Everest summit ridge, Sibusisu Vilane

Everest 2023 – Both Easier and More Dangerous Than Ever?

Everest is both becoming easier, as evidenced simply by the numbers of people consistently summiting.

And, perhaps some might argue, by the number of people with very few traditional climbing skills that are now make it to the top.

Everest, Hillary Step
Climbers seem to be able to make it up, barely. But if anything goes wrong they are relying on others, or just a lot of luck, to help get them down.

As much as Everest and the wider high Himalayan peaks have simply become a “Climbathon” with helicopters, sherpa support, luxury base camp options and oxygen providing a rapid transition into the heights, and back again, there are some things that can never be pedestrian.

So Everest is also becoming potentially more dangerous, with large amounts of people in places that can in no way be considered safe.

Warmer temperatures up high translate to more movement of the ice and rocks up high and on the glaciers below. More people create build-ups that force people to wait in places where things can hit them, and up higher, burn through their oxygen that once gone, is a quick recipe for disaster.

With people climbing faster, on rapid or ‘flash’ ascents, the under – acclimitzed have even less room to get it wrong.

Climbing ropes and anchors, originally designed for holding two or three climbers, now hold 50 or more, as climbers line up on ropes up the Lhotse Face and again from the South Col to the summit.

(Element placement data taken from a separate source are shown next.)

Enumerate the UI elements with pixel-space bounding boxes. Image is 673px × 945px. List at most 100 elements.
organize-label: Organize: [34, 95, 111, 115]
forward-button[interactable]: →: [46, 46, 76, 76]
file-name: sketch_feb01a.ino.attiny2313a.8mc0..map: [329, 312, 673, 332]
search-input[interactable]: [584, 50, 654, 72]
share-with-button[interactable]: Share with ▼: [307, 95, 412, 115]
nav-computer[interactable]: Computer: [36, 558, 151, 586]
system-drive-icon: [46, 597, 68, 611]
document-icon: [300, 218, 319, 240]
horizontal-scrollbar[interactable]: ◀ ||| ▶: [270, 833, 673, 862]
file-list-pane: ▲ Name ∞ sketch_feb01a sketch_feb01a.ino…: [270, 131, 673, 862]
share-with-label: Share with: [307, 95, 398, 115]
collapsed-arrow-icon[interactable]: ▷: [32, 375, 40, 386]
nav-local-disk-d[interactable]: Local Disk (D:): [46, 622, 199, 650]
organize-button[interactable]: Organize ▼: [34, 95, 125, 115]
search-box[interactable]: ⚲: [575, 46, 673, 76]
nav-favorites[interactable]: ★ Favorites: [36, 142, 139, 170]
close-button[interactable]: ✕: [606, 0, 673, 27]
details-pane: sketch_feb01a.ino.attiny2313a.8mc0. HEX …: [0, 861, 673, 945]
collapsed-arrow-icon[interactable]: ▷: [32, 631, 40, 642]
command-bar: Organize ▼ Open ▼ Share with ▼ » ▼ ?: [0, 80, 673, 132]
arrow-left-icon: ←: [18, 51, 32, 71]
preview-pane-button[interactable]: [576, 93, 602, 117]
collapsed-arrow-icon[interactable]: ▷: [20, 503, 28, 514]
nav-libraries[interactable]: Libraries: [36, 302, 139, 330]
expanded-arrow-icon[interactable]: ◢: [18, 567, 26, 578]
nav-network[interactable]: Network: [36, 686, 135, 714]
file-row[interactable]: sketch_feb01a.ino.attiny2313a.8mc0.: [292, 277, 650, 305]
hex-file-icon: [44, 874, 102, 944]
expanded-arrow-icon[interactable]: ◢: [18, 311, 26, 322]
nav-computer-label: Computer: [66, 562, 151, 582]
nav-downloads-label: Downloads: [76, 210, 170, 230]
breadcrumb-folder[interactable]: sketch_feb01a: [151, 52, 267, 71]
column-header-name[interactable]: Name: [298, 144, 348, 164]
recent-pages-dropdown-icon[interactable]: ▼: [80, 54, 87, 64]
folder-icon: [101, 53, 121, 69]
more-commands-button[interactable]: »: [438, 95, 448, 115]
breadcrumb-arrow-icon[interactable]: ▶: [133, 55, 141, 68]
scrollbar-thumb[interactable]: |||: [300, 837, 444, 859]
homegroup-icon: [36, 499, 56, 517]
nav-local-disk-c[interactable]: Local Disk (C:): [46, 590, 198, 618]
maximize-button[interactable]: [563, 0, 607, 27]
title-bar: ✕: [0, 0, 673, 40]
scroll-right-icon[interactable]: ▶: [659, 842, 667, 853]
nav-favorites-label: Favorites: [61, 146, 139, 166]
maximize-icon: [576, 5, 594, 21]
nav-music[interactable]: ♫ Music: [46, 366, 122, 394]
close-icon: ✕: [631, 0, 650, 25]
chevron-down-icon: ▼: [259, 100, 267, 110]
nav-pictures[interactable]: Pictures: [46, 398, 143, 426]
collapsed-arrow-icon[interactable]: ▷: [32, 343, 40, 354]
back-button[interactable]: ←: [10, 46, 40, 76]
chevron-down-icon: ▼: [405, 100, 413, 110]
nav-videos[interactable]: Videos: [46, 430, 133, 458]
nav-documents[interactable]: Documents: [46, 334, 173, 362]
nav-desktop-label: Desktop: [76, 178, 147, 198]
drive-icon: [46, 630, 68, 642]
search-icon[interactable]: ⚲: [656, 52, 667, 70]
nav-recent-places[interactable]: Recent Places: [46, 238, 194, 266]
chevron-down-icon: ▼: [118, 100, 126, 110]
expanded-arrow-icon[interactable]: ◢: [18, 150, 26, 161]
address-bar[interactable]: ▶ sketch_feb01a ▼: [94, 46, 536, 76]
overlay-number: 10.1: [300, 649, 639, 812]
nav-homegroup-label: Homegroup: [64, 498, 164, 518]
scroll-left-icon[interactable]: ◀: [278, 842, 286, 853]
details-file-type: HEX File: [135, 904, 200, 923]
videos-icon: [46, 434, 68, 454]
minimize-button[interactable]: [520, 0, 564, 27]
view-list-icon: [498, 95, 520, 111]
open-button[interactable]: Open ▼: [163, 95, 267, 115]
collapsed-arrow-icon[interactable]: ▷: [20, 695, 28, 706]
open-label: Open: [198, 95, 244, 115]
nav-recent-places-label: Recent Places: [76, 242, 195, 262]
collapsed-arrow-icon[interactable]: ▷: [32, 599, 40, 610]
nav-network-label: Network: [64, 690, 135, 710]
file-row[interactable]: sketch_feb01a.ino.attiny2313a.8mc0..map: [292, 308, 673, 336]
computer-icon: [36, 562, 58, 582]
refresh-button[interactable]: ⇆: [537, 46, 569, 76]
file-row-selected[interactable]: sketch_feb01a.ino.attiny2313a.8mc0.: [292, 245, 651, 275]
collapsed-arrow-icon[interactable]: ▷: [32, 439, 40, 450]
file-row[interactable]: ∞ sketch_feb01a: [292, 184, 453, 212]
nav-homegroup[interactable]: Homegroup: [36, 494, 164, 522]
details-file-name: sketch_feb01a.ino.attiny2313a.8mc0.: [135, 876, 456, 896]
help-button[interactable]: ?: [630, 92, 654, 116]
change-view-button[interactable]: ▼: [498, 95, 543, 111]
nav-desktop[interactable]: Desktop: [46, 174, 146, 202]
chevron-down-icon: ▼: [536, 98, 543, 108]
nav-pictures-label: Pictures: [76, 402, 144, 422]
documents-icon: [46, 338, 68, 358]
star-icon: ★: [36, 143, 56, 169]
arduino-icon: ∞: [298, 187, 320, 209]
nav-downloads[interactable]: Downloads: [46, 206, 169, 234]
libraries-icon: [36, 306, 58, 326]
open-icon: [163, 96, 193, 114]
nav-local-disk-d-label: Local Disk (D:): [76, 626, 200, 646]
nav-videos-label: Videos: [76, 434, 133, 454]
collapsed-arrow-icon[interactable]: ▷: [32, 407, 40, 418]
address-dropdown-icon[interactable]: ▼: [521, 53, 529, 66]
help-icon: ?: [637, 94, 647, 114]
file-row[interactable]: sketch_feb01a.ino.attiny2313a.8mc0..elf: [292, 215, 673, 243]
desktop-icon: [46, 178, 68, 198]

The physical holding power of the anchors and ropes on Everest defies logic. A stone cutting them, a misplaced crampon point, an ice axe, too much weight on the ropes or the anchors and they can’t be expected to always hold. Yet the lines just seem to be getting longer and heavier.

And crowds of people in avalanche paths, from the Icefall under the West Shoulder, to being in Camp 1 under the slopes of Nuptse, to the ice on the Lhotse Face with another 1,000 meters of snow above you, provides a host of places where you never want to be for very long. There is a very sound reason Sherpas avoid ever staying in Camps 1 or 3 unless they absolutely have to.

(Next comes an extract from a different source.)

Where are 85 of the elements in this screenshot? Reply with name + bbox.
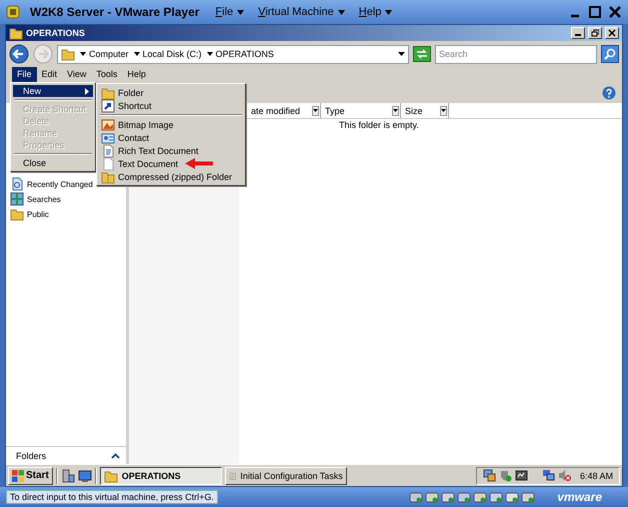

So as the mountain gets easier, the potential for disaster increases exponentially.

Should there be limits, or restrictions, or qualifications required? One of the great things about climbing is rules have never really existed – you can go from zero to hero in a day.

But that doesn’t mean it will ever really be easy. Or safe.

So the easier Everest appears, the more dangerous it will become.